Nun, los ging’s wie immer mit John Harrisons Urschrei und
anschließend einem zünftigen Blues, der auch richtig gut zum Thema passte. Zu
Jesse Fulles „San Francisco Bay Blues“ setzte John diesmal auch ein Kazoo ein,
mit dem er ein formidables Solo hinlegte. Dem schrecklichen Attentat im Stadion
von Manchester am 22. Mai 2017, bei dem so viele ahnungslose Jugendliche
umgekommen waren, widmete er ein leidenschaftliches Gedicht gegen Fanatismus,
der über Leichen geht, um seine fragwürdigen Ziele zu erreichen. Nicht minder
düster war sein selbst verfasstes Lied „Flan“ über seinen Jugendfreund, der mit
15 Jahren erhängt aufgefunden worden war, und dessen Todesumstände nie
aufgeklärt wurden. Der Junge war zu schnell erwachsen geworden und hatte
eventuell auch Feinde. Es wird immer ein Geheimnis bleiben. Ziemlich
doppeldeutig ist der Text des Blues „Candyman“ von Reverend Gary Davis. Mit der
Bezeichnung kann ein Drogendealer gemeint sein, und der Sänger wünscht, ihn zu
finden, weil er einen Trip braucht.
Paolo Pacifico, die musikalische Allzweckwaffe des Folk Club, hatte
diesmal seinen Freund Charley Deanesi mitgebracht.

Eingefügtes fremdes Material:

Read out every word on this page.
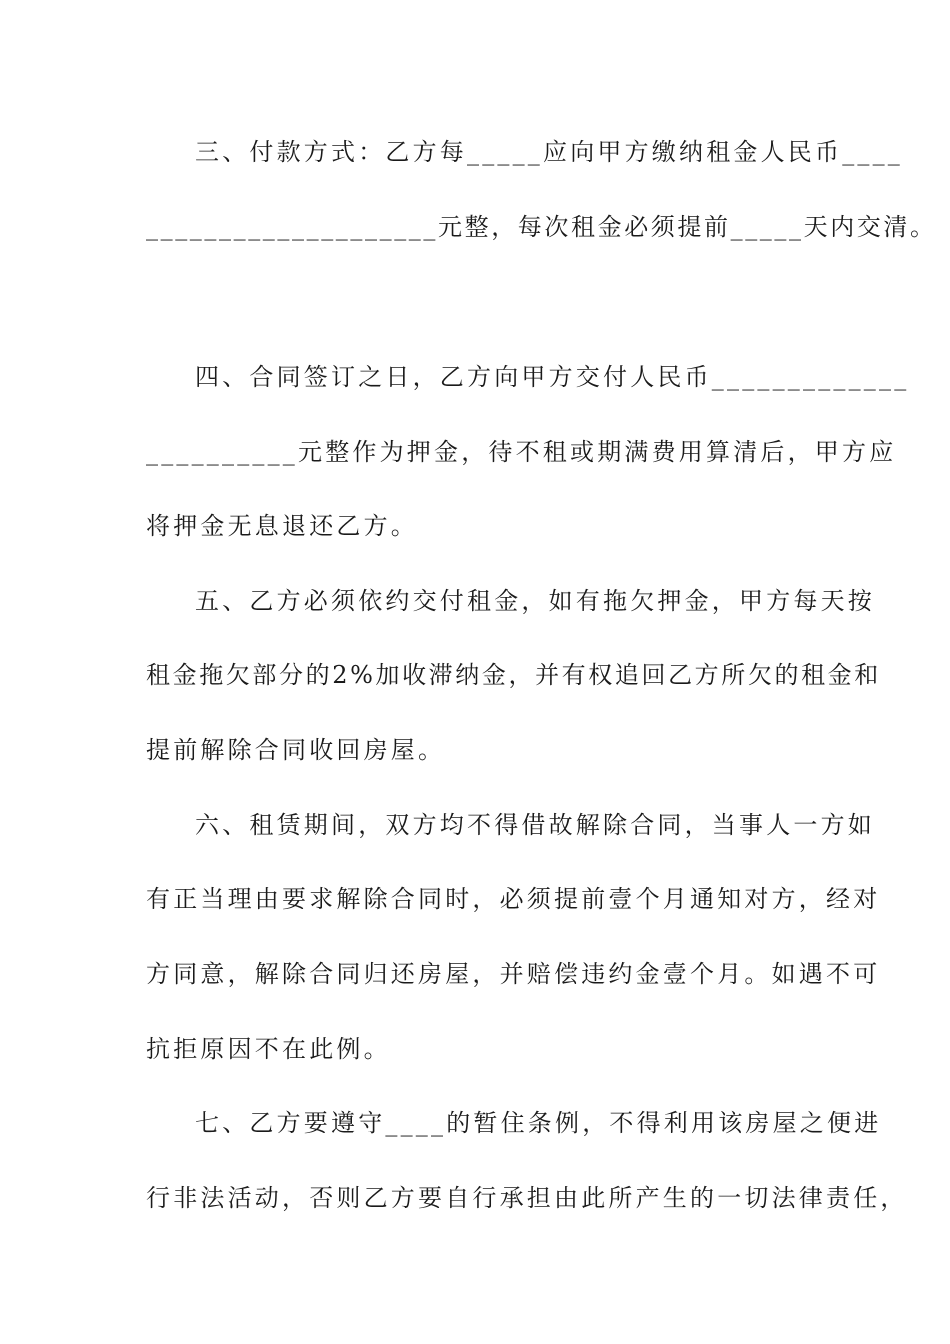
三、付款方式：乙方每_____应向甲方缴纳租金人民币____
____________________元整，每次租金必须提前_____天内交清。
四、合同签订之日，乙方向甲方交付人民币_____________
__________元整作为押金，待不租或期满费用算清后，甲方应
将押金无息退还乙方。
五、乙方必须依约交付租金，如有拖欠押金，甲方每天按
租金拖欠部分的2%加收滞纳金，并有权追回乙方所欠的租金和
提前解除合同收回房屋。
六、租赁期间，双方均不得借故解除合同，当事人一方如
有正当理由要求解除合同时，必须提前壹个月通知对方，经对
方同意，解除合同归还房屋，并赔偿违约金壹个月。如遇不可
抗拒原因不在此例。
七、乙方要遵守____的暂住条例，不得利用该房屋之便进
行非法活动，否则乙方要自行承担由此所产生的一切法律责任，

Die Beiden treten zusammen als Duo „Dos
Equis“ auf. Gleich bei den ersten Tönen war der Saal gefangen von der
professionellen Musik in bester Blues-Tradition. „Long Way Home“ ist eine
Eigenkomposition der beiden und gibt Paolo und Charley Gelegenheit, ihre famose
Beherrschung von Instrumenten und Stimmen zu zeigen. Eine kleine Anleihe bei
Folkgrößen darf nicht fehlen, und so präsentieren Dos Equis ihre Version von
„Big Yellow Taxi“ von Joni Mitchell. Zwei weitere Bluesstücke aus eigener Feder
(„That’s the Very Last Time“ und „Rainy Day Cross the Blues“) rundeten das
kleine Programm ab – Großer Applaus vom Publikum. Die Beiden mussten nach ihrem
Auftritt rasch weiter, um in der Godesberger Musikkneipe ELPIs CoWiCo
aufzutreten. Vielen Dank an Dos Equis für ihren Einsatz und Dank auch an Lothar
Prünte alias ELPI, den Wirt des CoWiCo, dass er den beiden einen Auftritt im
Folk Club ermöglicht hatte. Lothar hatte auf seiner Website mitgeteilt, dass er
die Zeit bis zum Erscheinen von Paolo und Charley mit eigener Musik überbrücken
wolle.
Passend zum Thema des Abends
hatte unser Bönnsch Plaat-Spezialist Gert
Müller die Geschichte aus dem Neuen Testament gewählt, in der beschrieben
wird, wie Jesus über das Wasser des Sees Genezareth wandelt und sich die Jünger
fürchten. Bei der nicht ganz ernst gemeinte Gedichtversion der biblischen
Geschichte seines Freundes Ferdinand Böhm konnte Gert wunderbar zeigen, dass er
noch ein echter Muttersprachler ist. Die Geschichte in Böhms Version geht etwas
anders aus, als wir sie aus drei Evangelien (Matthäus, Markus und Johannes)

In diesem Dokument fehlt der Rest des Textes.